The Prototype Tax
Every prototyping tool extracts a tax. You pay it in fidelity loss, in translation effort, or in the delay between idea and feedback.
Figma prototypes look right but aren't real. They can't run your actual logic, can't connect to your API, can't reflect your component behavior. When you hand a Figma link to a stakeholder, you're asking them to mentally subtract the parts that are fake.
CodeSandbox and similar tools flip this: the code is real, but building UI from scratch is slow. You spend more time wiring up components than testing the idea.

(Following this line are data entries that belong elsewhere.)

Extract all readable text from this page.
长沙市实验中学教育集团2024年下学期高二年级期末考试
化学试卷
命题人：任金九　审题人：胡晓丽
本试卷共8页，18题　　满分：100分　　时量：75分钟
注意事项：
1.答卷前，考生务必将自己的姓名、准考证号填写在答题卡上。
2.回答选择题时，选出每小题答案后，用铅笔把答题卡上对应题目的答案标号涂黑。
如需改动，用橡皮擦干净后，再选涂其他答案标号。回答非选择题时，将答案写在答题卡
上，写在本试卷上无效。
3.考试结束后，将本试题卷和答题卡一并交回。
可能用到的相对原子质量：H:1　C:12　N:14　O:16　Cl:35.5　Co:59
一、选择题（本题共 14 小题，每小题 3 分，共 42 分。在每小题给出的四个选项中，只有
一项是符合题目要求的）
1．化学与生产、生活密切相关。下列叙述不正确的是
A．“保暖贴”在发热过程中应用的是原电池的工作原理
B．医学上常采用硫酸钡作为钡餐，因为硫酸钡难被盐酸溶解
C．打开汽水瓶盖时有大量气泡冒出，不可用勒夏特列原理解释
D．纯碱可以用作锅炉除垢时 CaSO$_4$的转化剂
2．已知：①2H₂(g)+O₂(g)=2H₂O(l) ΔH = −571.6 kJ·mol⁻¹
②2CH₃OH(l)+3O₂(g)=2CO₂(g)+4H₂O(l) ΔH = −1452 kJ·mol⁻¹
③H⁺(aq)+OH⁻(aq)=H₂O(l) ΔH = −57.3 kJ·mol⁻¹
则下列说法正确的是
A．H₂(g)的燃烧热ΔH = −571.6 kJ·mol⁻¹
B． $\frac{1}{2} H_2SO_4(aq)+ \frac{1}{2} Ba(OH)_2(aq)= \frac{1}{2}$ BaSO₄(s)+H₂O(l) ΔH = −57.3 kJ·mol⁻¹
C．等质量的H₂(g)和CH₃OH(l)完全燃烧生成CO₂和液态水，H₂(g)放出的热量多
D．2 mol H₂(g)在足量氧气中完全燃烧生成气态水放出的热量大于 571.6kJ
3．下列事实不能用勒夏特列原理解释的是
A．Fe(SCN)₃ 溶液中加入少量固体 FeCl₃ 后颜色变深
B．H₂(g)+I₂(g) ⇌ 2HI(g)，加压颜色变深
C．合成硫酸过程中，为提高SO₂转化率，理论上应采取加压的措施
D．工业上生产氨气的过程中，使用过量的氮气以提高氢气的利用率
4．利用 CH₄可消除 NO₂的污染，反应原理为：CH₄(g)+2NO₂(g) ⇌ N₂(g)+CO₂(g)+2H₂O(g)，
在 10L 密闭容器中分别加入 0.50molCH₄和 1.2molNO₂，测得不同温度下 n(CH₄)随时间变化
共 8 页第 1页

Weblab eliminates the tax by making your actual codebase the prototyping surface.
Building on Real Ground
When you prototype in Weblab, you're working inside your real project. The components are real. The styles are real. The data can be real.
The Workflow
You open a new branch, drag a few components onto the canvas, wire up some props, and you have something testable. You share the preview URL. You get feedback. You iterate.
None of that required writing a single line of code from scratch. The prototype is the implementation — or at least close enough that turning it into one is a matter of hours, not days.
From Prototype to PR
Because Weblab writes real code, the prototype doesn't get thrown away. It becomes the PR. The components you placed on the canvas are real component calls in real files. The layout you arranged is a real layout in your codebase.
The Feedback Loop
The value of prototyping is feedback. The faster you get feedback, the faster you improve.
Weblab compresses the feedback loop by removing the "build prototype → present prototype → translate to code" cycle. You present the thing that becomes the code.
That's not a small efficiency improvement. It's a structural change in how fast ideas can move from conception to production.